I write violent stories. It’s hardly surprising that I enjoy violence in movies and on TV. Here’s a post on another of the antiheroes I’ve grown to love.
I never watched the series 24 while it was on TV. Then one evening I was casting about for something to pass the time on Amazon Prime and decided to try it. Big mistake. This series is like the popcorn at movie theaters. I generally avoid that popcorn — way too much salt, minimal nutritional value, and weird fake butter that smells like it could be carcinogenic — but once I start munching I finish the whole bucket. Same with 24. Caught in the relentless machinery of its suspense, I devoured every single episode of all eight seasons, plus the ninth one that aired last year.
The series follows the exploits of Jack Bauer (Kiefer Sutherland), a former Special Forces guy working on and off for a government agency called the Counter-Terrorist Unit. Season after season he saves America from deadly terrorist threats in a world where the terrorists are all masterminds and the government functionaries who combat them are — with the exception of Jack and a few others — incompetent or corrupt. At first he comes off as such a straight arrow that more than one bad guy refers to him sneeringly as a Boy Scout.
A Boy Scout with merit badges in assassination, carjacking, and torture.
Jack Bauer will do anything to complete his Mission. If he needs to persuade a white supremist gang of his bona fides, he shoots a prisoner and presents the guy’s severed head to the gang’s leader. Jack can be very cold. He’s ready to expose a terrorist’s innocent daughter to a horrific deadly virus to force the man to cooperate. And don’t piss him off. He’ll cut your guts out. Literally.
If Jack needs a vehicle to pursue a bad guy, he forces a random motorist from his car at gunpoint. Of course he says something like, “I need your car, sir,” or “I don’t want to shoot you,” instead of “Out of the car, bitch.” When you’re staring down the barrel of a semiautomatic, courtesy makes a lot of difference.
Jack Bauer tortures suspects to obtain information despite the unreliability of torture as an interrogation technique. Even in the world of 24, it often fails to yield results. Jack himself is tortured repeatedly but never gives up information, not even during the nineteen months he spends in a Chinese prison camp. Some of the terrorists are equally tough. Yet the good guys and bad guys torture their enemies routinely because, what the hell, now and then it works. And Jack is always Running Out of Time and compelled to Do Whatever It Takes. In Season 6 he ends up in front of a Senate subcommittee investigating the illegal use of torture by the government — until the FBI borrows him to help fend off yet another terrorist threat and he interrogates a suspect with the help of a stun gun.
Despite his violent ways, I can’t help liking Jack Bauer. He’s an idealist willing to give his life, if necessary, to complete his Mission. The US government doesn’t bother rescuing him from the Chinese prison camp until a terrorist offers vital information in exchange for him. (He once tortured the terrorist’s brother to death and understandably the man wants payback.) Jack is okay with being tortured to death in a good cause. “It would be a relief,” he says. This is so sad that I can’t help feeling for him.
Jack is loyal to his friends and fiercely protective of his family. Not that he has many of either. The people close to him keep getting killed, starting with his wife in Season One. His daughter manages to stay alive, but much of the time she can’t stand being around him. She’s kind of a whiny brat anyway.

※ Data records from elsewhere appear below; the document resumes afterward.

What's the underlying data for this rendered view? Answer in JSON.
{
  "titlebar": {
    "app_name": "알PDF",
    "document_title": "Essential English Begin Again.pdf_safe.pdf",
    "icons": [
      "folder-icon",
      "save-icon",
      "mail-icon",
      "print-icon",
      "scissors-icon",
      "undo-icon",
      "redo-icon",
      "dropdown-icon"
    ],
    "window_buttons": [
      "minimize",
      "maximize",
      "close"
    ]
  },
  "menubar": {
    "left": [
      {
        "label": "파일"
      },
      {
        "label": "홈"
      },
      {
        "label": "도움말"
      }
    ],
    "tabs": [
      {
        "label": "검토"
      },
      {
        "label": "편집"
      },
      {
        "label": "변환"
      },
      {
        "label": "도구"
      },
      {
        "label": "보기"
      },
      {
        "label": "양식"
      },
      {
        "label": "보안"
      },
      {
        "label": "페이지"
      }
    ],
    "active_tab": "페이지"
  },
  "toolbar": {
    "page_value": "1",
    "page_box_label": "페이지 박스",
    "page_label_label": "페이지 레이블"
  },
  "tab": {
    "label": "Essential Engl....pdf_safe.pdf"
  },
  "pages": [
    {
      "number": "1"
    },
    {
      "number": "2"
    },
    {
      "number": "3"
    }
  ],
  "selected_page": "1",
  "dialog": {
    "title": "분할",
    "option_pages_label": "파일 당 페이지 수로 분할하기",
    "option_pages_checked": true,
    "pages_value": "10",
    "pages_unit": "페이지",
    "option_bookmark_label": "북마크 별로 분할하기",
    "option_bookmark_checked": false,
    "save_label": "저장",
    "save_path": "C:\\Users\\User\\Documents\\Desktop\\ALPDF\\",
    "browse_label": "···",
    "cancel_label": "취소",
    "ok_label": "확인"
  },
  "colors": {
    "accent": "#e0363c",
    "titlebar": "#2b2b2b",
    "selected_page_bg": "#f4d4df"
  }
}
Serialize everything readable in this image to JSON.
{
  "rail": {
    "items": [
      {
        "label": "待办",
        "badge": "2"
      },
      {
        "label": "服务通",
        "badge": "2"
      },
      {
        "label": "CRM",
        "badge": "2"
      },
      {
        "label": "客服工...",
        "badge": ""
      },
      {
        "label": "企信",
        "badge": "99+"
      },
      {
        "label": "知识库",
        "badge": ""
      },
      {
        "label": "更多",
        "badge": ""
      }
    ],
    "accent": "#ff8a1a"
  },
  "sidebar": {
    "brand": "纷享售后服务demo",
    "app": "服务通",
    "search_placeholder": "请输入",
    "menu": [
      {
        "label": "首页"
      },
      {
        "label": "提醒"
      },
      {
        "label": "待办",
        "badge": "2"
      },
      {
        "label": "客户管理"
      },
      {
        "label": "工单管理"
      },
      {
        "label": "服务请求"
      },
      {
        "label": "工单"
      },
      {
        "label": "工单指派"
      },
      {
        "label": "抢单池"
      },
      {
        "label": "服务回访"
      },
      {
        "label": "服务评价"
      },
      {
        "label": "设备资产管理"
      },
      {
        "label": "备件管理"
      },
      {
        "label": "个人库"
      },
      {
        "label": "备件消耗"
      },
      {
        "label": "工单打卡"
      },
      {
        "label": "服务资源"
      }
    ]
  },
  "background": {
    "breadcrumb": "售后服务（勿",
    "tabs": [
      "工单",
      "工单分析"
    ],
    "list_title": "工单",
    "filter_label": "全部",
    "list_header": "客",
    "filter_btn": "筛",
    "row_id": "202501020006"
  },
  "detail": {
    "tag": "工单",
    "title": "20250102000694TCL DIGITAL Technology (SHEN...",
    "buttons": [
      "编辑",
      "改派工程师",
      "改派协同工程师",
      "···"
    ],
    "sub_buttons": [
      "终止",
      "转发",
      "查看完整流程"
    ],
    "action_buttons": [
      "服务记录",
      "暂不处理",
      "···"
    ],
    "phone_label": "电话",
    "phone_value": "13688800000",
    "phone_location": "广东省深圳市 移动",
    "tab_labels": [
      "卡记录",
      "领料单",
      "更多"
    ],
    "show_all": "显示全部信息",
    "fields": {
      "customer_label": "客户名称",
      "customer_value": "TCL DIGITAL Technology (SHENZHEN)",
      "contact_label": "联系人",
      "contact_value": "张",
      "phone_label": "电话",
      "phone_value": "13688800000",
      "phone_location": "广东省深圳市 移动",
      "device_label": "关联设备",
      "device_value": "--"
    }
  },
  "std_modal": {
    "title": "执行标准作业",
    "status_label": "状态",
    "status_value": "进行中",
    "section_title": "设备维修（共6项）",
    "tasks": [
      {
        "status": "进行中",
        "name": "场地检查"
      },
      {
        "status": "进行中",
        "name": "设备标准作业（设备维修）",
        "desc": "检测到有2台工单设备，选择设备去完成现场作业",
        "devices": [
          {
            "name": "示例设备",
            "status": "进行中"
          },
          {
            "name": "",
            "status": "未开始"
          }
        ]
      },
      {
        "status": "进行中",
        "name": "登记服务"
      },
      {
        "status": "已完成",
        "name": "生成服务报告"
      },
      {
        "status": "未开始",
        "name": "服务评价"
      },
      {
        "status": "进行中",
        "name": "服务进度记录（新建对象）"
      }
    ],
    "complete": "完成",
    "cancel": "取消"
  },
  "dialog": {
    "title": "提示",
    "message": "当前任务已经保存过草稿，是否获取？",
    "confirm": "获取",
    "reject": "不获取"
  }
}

So he battles his way through season after season, emptying countless clips of ammo into bad guys, becoming increasingly grizzled and stoic and lonely. His occasional private tears show that he understands how much his work is eroding his humanity. In the final season, I keep hoping he can retire at last and spend time with his granddaughter. Instead he meets a predictable unhappy fate. He gives himself up to the Russians to save the one friend he has left.